Regiment: 2/4th Battalion, Princess Charlotte of Wales’s (Royal Berkshire) Regiment
Service No.: 201632
Date and place of birth: 3rd qtr 1891 at Iping, nr. Midhurst, Sussex
Date and place of death: 13 July 1916 (aged 24), probably near Fromelles, France.
Private Arthur Parrott (the spelling of the surname is somewhat variable) was born in Iping in 1891, the son of a bricklayer. By 1911 he was working as one of the gardeners in a large local house. He enlisted into the Princess Charlotte of Wales’s (Royal Berkshire) Regiment and was killed in July 1916 during the first phases of the Battles of the Somme soon after he left England.
Arthur Parrott’s birth was registered in the third quarter of 1891 in the registration district of Midhurst. From the 1901 census we find that he was born in Iping, the son of Allan Bridger Parrott (1866-1945) a bricklayer and his wife Elizabeth née Luff who was herself born in Iping in 1870. The family was living in Milland Road, Chithurst and Arthur was the eldest of six children. Although the family’s roots in the area are significant, Arthur’s parents had been living in Battersea at the time of the 1891 census soon after their wedding and before Arthur’s birth.
The 1911 census shows us Arthur Parrett(sic) living as a boarder in a house with three other young men and they are all listed as “Domestic Gardeners” working for the Rt. Hon Florence Elizabeth Viscountess Massereene and Ferrard at Milland Place, not far from Iping.
Arthur Parrett’s residence was given on his army papers as Leighton Buzzard and it seems that he or his family had moved away from the Sussex area between 1911 and the date of his death.

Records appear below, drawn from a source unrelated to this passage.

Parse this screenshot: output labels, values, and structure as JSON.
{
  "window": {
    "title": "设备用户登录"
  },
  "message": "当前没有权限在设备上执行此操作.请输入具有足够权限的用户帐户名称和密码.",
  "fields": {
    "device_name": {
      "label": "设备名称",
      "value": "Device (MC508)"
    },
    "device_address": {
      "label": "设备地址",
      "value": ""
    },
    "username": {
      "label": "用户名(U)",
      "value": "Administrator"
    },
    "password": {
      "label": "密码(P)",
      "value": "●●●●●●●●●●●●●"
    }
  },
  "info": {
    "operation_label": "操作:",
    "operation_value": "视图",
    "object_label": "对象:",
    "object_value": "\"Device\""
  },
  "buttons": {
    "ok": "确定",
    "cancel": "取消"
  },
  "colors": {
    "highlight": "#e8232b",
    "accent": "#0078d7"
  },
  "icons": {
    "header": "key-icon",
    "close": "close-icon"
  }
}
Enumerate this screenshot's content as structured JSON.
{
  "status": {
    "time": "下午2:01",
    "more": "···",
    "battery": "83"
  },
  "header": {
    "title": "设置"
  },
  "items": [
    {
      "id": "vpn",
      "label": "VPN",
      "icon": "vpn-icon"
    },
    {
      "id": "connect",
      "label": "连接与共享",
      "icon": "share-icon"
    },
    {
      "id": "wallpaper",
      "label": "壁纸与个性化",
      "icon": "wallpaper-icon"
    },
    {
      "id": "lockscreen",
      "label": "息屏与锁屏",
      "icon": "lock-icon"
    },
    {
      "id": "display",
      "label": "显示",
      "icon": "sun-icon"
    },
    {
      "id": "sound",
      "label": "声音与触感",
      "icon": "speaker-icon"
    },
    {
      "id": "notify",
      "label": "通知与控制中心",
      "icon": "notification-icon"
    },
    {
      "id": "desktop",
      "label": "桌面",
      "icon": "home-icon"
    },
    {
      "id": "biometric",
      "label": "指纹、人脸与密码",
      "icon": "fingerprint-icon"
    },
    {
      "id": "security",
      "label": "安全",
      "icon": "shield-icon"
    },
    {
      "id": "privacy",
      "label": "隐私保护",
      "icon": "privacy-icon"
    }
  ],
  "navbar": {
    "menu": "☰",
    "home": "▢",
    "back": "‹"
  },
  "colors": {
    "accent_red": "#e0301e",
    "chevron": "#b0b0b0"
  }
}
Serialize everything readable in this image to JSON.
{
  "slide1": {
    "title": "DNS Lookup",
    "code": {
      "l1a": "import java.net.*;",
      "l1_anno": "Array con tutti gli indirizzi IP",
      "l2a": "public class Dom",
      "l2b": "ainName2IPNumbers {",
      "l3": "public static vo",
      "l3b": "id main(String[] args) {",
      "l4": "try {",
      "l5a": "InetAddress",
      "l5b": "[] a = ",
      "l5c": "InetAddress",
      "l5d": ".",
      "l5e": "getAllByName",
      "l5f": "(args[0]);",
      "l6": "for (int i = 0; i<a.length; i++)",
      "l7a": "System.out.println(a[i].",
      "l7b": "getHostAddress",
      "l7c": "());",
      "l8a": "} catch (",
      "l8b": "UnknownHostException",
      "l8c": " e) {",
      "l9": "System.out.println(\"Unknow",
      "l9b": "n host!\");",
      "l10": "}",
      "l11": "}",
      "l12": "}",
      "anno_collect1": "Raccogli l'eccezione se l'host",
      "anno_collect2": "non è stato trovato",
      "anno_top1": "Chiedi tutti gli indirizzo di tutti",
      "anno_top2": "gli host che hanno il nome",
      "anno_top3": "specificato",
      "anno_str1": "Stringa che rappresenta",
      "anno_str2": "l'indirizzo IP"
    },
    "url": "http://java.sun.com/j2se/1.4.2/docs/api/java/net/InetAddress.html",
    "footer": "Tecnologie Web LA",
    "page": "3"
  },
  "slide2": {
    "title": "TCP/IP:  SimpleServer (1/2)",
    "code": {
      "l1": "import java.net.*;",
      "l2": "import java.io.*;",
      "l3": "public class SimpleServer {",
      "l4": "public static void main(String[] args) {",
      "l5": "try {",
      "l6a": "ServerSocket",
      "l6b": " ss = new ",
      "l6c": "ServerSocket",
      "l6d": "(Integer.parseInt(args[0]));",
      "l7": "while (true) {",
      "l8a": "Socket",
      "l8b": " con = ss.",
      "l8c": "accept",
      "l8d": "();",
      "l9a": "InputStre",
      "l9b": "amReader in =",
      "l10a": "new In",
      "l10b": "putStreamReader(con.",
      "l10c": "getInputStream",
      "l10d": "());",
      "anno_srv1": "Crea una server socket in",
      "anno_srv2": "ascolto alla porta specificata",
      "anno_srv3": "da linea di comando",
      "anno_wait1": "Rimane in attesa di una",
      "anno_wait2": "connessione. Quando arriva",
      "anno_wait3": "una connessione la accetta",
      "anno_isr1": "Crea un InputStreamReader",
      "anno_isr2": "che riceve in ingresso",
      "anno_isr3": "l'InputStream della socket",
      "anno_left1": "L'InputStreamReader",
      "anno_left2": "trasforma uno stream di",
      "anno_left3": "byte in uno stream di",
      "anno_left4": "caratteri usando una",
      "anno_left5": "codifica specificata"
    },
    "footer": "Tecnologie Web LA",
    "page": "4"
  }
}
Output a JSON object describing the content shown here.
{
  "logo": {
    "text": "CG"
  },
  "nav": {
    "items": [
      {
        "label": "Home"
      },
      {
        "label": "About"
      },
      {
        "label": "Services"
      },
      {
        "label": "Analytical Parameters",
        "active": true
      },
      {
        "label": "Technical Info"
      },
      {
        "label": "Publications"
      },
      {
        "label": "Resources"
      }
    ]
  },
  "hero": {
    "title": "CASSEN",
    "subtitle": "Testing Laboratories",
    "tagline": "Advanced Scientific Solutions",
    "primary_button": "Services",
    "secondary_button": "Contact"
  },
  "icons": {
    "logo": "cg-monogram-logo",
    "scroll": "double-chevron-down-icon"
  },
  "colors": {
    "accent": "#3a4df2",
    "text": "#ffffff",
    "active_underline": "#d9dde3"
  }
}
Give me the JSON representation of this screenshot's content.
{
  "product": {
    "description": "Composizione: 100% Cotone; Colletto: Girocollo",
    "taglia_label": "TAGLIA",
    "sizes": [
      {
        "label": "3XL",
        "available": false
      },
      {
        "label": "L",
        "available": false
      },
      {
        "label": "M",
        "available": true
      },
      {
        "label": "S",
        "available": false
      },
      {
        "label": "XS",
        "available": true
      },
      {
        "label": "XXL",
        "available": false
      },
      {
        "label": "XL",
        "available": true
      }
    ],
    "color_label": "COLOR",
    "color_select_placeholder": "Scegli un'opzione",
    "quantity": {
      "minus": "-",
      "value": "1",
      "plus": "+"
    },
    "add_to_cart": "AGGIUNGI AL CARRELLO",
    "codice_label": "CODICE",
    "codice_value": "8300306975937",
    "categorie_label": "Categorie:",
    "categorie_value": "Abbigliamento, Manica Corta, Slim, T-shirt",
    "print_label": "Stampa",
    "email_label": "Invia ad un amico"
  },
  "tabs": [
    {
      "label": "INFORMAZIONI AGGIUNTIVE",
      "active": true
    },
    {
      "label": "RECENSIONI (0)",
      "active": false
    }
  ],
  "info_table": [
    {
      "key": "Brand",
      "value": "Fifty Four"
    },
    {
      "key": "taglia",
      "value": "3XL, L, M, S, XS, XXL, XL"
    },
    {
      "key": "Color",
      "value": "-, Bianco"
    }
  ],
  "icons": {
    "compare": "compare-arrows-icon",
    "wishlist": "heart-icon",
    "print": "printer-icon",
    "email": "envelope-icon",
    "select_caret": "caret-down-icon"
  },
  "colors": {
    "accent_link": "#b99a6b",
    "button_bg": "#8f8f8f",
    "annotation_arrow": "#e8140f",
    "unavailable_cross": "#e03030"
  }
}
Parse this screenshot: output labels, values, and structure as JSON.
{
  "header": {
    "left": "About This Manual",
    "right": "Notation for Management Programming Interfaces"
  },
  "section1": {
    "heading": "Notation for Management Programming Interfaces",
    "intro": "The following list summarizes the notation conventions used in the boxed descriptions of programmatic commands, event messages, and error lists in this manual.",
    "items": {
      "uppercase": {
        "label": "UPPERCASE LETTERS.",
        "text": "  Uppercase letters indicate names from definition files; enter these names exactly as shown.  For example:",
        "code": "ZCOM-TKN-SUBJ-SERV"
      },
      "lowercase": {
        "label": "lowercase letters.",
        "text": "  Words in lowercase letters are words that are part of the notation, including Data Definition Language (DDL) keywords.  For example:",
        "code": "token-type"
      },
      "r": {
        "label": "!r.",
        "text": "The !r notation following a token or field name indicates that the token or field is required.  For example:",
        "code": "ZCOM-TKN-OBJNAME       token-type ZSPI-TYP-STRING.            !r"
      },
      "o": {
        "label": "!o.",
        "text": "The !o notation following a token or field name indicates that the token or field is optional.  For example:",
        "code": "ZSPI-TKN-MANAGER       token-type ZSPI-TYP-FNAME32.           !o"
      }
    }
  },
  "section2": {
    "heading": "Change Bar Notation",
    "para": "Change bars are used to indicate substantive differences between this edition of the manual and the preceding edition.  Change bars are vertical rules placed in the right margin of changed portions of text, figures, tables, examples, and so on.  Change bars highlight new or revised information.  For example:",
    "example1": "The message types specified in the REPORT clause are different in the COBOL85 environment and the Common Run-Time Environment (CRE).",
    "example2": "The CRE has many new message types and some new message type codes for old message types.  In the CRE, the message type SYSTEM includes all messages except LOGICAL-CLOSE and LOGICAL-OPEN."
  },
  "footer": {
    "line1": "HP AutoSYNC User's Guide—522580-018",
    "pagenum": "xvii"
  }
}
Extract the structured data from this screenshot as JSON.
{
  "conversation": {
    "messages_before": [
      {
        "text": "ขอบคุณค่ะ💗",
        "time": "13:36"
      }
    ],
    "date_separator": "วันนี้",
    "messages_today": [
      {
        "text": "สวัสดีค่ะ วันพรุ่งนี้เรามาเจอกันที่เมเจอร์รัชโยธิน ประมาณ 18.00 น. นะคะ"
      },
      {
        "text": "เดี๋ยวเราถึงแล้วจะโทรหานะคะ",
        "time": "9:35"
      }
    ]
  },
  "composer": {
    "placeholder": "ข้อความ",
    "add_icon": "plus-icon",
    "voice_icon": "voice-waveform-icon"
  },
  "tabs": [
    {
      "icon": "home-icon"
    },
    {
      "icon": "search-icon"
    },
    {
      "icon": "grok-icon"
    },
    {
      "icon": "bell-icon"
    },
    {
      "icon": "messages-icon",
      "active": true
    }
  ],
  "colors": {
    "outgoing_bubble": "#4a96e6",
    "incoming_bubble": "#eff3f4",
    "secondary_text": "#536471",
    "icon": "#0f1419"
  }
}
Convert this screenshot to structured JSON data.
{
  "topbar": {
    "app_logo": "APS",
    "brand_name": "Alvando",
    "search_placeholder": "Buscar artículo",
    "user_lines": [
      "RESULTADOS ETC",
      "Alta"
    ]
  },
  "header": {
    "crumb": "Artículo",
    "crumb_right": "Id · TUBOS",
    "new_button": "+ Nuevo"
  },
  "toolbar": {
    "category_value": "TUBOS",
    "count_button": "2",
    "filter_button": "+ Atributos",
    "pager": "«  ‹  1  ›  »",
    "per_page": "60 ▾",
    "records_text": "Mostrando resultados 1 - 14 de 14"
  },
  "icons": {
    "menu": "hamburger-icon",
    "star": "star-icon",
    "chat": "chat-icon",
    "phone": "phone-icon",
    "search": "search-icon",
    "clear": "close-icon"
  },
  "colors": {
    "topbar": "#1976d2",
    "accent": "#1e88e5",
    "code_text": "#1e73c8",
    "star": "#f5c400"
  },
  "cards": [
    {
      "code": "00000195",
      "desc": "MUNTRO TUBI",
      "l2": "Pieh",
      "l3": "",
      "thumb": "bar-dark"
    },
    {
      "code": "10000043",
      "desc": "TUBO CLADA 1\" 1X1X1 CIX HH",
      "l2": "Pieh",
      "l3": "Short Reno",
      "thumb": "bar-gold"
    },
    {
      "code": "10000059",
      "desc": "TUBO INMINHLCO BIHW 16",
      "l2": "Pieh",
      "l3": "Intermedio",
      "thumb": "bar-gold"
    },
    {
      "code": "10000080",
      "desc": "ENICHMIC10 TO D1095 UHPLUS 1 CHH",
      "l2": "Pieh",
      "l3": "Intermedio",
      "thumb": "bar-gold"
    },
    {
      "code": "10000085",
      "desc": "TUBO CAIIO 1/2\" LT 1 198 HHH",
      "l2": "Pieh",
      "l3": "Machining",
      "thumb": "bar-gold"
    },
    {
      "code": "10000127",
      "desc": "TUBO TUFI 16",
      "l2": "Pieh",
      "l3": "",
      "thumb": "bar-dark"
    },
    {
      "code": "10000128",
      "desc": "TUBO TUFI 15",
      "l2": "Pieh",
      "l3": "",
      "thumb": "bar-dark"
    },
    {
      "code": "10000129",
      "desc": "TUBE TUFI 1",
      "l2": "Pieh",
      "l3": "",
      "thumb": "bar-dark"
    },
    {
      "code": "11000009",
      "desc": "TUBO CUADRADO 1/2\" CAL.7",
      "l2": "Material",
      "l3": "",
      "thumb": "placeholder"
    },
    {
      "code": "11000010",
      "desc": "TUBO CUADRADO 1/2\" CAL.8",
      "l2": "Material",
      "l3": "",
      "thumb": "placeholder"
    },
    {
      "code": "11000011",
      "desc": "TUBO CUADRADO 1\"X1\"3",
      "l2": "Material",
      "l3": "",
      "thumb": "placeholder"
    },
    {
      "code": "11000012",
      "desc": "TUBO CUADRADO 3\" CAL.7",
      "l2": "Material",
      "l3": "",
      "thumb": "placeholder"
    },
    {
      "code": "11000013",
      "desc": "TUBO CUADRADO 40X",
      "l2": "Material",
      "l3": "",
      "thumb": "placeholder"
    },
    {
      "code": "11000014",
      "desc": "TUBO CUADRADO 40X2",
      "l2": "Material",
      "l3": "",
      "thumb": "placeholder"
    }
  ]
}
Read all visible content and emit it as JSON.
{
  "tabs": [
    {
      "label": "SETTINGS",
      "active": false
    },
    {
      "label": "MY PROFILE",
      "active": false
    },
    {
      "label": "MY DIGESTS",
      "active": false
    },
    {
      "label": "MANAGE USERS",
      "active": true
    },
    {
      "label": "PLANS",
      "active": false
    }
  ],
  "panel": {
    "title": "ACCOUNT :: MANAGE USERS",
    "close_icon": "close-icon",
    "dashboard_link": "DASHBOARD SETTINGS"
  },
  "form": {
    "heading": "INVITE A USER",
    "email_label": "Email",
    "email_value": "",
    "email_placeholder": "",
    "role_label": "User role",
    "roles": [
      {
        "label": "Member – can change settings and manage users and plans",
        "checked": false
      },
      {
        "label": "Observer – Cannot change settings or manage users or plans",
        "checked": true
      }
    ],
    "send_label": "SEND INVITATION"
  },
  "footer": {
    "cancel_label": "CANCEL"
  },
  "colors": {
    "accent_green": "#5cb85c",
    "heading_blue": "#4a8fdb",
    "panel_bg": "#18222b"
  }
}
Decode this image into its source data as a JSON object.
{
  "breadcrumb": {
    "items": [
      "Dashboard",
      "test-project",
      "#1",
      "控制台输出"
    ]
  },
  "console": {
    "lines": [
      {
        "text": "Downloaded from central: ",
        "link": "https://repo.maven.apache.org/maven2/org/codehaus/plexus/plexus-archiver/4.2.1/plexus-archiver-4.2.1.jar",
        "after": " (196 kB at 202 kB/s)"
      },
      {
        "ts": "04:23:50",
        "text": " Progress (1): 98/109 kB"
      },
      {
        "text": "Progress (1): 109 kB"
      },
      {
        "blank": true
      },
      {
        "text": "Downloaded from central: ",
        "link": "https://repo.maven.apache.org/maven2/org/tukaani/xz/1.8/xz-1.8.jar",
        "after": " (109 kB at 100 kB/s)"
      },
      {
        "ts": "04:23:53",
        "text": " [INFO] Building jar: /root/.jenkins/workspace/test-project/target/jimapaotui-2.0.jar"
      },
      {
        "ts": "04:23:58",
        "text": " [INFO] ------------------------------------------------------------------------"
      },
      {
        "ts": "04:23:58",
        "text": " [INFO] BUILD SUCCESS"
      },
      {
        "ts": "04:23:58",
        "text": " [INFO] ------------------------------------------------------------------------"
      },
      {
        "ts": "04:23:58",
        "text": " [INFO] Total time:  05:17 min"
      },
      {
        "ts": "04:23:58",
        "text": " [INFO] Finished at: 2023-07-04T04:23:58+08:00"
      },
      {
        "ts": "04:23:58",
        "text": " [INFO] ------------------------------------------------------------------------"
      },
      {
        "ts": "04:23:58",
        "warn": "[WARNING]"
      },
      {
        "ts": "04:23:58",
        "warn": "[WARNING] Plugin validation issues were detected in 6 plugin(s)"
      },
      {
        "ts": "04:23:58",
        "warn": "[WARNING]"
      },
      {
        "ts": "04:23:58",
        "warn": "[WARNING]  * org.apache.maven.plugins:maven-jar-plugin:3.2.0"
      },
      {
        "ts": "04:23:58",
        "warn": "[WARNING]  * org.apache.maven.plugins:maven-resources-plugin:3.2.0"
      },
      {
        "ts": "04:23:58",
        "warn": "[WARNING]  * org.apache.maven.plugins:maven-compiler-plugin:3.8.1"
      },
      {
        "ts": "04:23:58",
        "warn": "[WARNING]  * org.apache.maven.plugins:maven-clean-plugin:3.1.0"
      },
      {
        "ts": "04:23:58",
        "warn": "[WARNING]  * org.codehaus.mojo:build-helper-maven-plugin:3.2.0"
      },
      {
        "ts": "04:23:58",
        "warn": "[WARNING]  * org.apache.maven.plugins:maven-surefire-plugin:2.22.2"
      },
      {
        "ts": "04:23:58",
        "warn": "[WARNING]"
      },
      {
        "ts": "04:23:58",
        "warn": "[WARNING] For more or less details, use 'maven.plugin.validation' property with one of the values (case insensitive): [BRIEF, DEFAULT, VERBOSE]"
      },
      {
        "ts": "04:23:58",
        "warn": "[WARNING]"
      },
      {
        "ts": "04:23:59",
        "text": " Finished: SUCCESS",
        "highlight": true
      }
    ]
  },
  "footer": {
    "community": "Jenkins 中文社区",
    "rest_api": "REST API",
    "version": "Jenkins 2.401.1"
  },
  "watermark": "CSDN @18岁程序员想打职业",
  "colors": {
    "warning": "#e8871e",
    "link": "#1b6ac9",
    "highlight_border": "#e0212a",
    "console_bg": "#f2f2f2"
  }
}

He enlisted as Arthur Parrett at Reading into the 2/4th Battalion of the Princess Charlotte of Wales’s (Royal Berkshire) Regiment. This was a unit of the army formed at Reading in November 1914 as a second line unit. As such the battalion was moved around England for some time before eventually being sent to France at the end of May 1916.
Death and commemoration
The Division of which this battalion was part was concentrated in the area of Mervile-Gonnehem-Busnes-Thiennes in northern France and was then sent to take part in the attack at Fromelles which was undertaken to try to draw the enemy’s attention away from the main attack on the Somme further south. The war diaries of the 2/4th Battalion reveal that on 13 July 1916 (the date of Arthur Parrett’s death) a raiding party made an attack during which one officer was killed, three were wounded and one was listed missing. Of the other ranks, six were killed and a further twelve were listed missing.
The division itself suffered heavy casualties during the main attack a few days later on 19 July when no significant gains were made. The body of Arthur Parrett was not recovered and his name was placed on the Loos Memorial. He is also listed on the Iping war memorial.